Ticks are disease carriers—they pose a risk to your dog's health and can make you and your household sick too.
Extracted ticks should go straight into a waiting jar of isopropyl alcohol. They'll die in the liquid, and you'll make it easier for your vet to identify the specific tick. Disinfect your dog's skin after removing these parasites.Important: When handling a dog with ticks, wear gloves and wash your hands thoroughly with soap and water when you're done.
Incorrect tick removal techniques can make a bad situation worse. Don't bother smothering ticks with alcohol or petroleum jelly or burning them with matches or cigarettes—you could burn your dog when it has enough on its plate with the bloodsuckers. The wrong approach can make the tick regurgitate, which is both gross and dangerous.
Before using a tick-killing shampoo, chat with your vet about whether your dog has an increased risk of a poor reaction to the product. Read the instructions on your brand of tick shampoo to learn how long to leave the product on, and spare Fido that familiar burning, stinging sensation by taking great pains not to get the stuff into its eyes and ears when you're rinsing.
Topical medications contain chemicals that can prevent ticks and kill them on contact—the effects can last as long as a few weeks. Your vet can advise you about the best spot-on treatments, weight-related dosage, and whether a tick spray may be a good option. These treatments are not interchangeable between dogs and cats, so exercise caution when using them around other pets. Expect topical treatments to take two days, at most, to do their job.
What's excellent about tablets is that they pose no harm to kids and other pets in the home. You'll require a prescription for these drugs because the wrong dose can be harmful. Your dog will need to take the medication only once a month, and the fleas will start dying within two hours of consumption.
Tick removal kits often include combs and tools like Tick Keys that allow you to grasp these parasites one at a time to pull them away from your dog's body. There are usually two sizes: one to grip small ticks and one for engorged ticks full of blood from feeding. The process can be quick or involve pulling steadily until the arachnid gives up and dislodges. Try not to twist the tool because the tick may burst and cause further issues.
Tick dips are potent, and dilution is necessary. After bathing with your usual dog shampoo, apply the dip solution with a sponge. The chemicals don't get washed off, so the product must be deemed safe for your pet before use. Tick dips are a no-no for pregnant or lactating dogs and puppies younger than four months old.
Fill a small bowl with half a cup of warm water and add just under a quarter cup of dish soap. Soak a cotton ball in the soapy mixture for about two minutes before placing it firmly over the tick for a few minutes. If it doesn't let go, use a tick removal tool or pair of tweezers to complete the mission.
You could heat a needle in the flame from a lighter or candle and use it to agitate the tick until it detaches its head. But this method is not without risks and should be a last resort. You don't want to kill the tick while it's still clinging on because it becomes more challenging to extract the head, and heat may cause it to produce disease-causing saliva.

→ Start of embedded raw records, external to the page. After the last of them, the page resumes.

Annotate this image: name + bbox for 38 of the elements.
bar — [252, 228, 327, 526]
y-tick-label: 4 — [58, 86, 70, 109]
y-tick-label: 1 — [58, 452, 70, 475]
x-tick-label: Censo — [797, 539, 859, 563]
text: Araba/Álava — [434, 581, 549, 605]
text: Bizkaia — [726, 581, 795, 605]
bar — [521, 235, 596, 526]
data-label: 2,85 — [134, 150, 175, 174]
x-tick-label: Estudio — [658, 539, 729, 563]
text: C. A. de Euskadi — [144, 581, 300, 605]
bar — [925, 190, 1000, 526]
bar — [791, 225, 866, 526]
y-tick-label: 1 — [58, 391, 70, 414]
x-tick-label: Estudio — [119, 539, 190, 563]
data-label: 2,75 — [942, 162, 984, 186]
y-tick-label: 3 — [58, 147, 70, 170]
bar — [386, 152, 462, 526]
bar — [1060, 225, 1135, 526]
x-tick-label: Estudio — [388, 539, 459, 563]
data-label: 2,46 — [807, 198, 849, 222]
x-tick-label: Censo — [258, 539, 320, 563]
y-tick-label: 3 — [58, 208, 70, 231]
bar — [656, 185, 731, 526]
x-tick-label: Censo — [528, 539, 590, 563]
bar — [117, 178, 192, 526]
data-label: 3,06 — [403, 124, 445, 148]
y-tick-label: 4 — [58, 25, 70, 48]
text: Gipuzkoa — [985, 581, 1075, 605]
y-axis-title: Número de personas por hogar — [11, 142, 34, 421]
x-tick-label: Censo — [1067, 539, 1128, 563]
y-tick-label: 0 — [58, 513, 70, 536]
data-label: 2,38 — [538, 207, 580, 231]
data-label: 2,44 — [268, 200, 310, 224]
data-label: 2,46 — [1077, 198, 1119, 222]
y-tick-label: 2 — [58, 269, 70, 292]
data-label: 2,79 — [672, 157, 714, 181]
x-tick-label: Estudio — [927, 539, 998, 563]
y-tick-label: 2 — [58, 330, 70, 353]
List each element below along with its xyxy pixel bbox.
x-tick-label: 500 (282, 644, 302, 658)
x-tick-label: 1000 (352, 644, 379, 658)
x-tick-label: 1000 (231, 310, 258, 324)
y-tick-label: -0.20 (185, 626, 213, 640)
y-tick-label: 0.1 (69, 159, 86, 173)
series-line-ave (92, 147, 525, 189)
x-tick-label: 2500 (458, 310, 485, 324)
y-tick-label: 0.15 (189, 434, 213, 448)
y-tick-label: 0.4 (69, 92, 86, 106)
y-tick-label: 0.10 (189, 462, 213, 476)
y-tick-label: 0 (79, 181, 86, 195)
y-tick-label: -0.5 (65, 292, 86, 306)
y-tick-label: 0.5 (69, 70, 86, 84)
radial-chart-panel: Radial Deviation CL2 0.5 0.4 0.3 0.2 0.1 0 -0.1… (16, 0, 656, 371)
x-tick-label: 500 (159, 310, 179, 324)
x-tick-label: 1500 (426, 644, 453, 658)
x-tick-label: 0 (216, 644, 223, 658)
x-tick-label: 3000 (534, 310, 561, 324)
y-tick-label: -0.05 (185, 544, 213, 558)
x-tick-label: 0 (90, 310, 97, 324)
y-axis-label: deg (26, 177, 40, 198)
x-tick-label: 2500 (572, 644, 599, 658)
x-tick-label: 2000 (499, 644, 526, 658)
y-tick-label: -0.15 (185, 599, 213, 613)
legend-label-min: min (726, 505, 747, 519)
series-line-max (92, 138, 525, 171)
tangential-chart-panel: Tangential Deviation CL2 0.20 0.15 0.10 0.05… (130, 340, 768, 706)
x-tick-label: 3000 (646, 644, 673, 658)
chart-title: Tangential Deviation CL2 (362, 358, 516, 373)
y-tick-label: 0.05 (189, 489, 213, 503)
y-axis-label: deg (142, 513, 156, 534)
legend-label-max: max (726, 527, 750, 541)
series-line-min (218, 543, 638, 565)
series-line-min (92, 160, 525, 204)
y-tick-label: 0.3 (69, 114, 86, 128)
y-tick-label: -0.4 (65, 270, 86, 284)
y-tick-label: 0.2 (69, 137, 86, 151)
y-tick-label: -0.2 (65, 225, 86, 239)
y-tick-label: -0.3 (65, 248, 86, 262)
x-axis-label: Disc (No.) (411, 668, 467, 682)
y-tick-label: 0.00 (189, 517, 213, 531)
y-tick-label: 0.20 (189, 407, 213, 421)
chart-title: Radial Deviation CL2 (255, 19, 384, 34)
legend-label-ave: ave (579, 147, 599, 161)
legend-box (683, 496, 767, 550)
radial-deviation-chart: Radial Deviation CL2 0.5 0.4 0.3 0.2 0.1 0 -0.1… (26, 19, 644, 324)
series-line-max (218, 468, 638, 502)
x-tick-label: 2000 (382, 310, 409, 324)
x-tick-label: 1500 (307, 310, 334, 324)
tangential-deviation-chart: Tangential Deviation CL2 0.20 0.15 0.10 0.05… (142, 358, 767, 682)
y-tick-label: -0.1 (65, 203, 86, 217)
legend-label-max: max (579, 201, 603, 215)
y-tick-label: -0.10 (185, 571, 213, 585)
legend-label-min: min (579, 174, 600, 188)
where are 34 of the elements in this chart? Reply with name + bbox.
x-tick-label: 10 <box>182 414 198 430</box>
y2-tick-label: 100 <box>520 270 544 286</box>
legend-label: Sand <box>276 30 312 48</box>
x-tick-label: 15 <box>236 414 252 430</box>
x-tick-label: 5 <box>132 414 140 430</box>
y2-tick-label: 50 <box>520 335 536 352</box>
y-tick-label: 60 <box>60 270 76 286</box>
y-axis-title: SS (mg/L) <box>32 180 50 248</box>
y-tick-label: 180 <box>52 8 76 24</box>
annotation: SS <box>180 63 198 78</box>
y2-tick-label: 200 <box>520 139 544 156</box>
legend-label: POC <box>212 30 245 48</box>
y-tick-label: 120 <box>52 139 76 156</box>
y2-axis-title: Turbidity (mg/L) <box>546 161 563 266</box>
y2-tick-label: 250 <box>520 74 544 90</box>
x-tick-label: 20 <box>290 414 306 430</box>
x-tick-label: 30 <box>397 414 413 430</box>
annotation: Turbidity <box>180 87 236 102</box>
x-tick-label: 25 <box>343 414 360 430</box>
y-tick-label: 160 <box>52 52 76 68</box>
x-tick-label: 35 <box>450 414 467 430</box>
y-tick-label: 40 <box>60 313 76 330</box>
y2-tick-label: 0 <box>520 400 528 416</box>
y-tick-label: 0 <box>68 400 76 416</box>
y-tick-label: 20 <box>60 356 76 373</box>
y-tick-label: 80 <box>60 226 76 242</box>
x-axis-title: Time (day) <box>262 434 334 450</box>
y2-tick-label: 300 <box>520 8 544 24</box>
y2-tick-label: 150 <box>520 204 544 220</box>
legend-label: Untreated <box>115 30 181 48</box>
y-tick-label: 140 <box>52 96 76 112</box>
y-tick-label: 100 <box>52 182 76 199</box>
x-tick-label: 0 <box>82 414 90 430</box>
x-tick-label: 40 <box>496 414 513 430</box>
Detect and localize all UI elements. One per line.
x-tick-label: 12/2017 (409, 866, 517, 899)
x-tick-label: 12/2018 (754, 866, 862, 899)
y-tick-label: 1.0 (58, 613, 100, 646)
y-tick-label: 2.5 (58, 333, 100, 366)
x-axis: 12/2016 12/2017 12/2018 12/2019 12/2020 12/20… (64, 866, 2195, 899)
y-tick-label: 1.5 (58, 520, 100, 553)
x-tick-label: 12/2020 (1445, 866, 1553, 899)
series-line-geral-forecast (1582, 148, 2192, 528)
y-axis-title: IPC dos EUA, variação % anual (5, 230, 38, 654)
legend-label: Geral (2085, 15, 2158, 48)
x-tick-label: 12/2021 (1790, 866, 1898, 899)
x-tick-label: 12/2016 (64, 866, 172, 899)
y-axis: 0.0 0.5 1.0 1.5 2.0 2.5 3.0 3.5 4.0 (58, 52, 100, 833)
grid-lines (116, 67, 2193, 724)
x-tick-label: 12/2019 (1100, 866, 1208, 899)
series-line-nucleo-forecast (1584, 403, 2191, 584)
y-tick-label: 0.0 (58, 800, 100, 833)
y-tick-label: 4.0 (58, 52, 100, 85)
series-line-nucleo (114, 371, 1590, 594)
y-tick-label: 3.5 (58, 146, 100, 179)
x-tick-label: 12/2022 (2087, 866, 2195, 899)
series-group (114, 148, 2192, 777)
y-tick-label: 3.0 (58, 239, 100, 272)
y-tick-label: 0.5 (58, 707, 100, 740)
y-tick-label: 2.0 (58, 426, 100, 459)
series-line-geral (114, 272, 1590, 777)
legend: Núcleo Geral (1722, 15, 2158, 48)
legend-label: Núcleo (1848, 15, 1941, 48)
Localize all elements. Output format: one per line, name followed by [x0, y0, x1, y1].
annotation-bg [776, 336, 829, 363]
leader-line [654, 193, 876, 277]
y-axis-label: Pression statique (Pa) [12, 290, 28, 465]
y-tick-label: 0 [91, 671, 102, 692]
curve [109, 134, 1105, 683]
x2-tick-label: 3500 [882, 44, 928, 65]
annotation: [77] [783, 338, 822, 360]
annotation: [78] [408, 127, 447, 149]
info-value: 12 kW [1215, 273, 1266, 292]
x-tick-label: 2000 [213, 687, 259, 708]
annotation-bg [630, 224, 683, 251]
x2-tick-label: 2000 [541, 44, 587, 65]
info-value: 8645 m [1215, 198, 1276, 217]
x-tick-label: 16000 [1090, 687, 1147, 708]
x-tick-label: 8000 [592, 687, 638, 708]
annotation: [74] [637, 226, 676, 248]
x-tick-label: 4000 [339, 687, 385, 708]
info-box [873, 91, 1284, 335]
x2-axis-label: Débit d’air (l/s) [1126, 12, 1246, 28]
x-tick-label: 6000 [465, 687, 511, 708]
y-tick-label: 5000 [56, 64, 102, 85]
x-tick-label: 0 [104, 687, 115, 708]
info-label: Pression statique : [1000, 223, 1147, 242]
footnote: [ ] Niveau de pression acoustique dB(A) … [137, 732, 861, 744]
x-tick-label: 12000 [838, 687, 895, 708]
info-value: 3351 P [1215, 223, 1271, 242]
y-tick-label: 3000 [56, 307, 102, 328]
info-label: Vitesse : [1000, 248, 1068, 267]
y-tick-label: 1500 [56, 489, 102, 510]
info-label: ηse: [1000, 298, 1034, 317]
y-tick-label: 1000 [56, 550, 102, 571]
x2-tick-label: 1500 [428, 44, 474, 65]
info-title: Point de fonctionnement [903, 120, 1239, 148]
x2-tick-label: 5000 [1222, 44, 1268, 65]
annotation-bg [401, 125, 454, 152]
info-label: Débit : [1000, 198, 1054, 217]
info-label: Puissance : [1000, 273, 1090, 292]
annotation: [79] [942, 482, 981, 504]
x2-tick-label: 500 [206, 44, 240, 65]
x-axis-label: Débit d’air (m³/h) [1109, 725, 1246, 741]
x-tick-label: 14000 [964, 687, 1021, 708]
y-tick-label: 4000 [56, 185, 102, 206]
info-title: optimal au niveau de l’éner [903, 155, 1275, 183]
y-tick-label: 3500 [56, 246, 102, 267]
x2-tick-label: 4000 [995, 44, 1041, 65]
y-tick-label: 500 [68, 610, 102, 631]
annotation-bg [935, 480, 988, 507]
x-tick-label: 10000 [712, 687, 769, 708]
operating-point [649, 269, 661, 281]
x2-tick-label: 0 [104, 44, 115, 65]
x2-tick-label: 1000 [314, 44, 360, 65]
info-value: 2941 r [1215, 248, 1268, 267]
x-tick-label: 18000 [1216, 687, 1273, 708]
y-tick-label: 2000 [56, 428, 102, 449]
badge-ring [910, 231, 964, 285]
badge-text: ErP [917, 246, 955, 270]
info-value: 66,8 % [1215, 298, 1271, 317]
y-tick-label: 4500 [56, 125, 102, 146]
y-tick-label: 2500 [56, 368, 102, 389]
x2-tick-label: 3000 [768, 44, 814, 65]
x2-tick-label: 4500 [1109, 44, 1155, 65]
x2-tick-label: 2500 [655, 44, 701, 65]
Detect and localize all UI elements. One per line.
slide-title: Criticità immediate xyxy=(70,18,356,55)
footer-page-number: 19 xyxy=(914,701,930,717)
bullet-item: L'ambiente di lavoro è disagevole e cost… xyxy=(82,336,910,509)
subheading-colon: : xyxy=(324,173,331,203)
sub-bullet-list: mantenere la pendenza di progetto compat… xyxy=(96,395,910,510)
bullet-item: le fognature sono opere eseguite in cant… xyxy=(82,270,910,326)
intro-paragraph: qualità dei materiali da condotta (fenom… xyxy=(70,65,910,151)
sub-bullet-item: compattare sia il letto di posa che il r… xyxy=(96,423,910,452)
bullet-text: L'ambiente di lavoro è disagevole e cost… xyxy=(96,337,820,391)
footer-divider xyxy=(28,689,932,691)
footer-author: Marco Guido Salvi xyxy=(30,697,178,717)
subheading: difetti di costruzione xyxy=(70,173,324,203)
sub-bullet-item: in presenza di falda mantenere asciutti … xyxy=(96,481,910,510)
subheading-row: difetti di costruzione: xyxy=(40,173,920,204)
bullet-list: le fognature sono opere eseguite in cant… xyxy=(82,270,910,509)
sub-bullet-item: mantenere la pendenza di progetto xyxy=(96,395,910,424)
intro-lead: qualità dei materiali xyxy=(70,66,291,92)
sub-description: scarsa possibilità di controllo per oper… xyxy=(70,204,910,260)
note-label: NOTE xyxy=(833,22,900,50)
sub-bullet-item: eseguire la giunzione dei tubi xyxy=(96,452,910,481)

Dip a cotton ball in olive oil and place it over a tick with gentle but steady pressure. The olive oil works by suffocating the tick, which causes detachment. Using oil is affordable and will leave your dog's coat with a pleasant shine, so it's worth a shot. A drop of neem oil directly on the tick can help too.
If your efforts result in ticks embedding themselves into lil' buddy skin, or the tick heads remain, you'll need to make an appointment with your vet as soon as possible. Detached tick heads increase the odds of infection. The sooner the ticks exit the scene, the less likely it will be that your fur baby will get ill.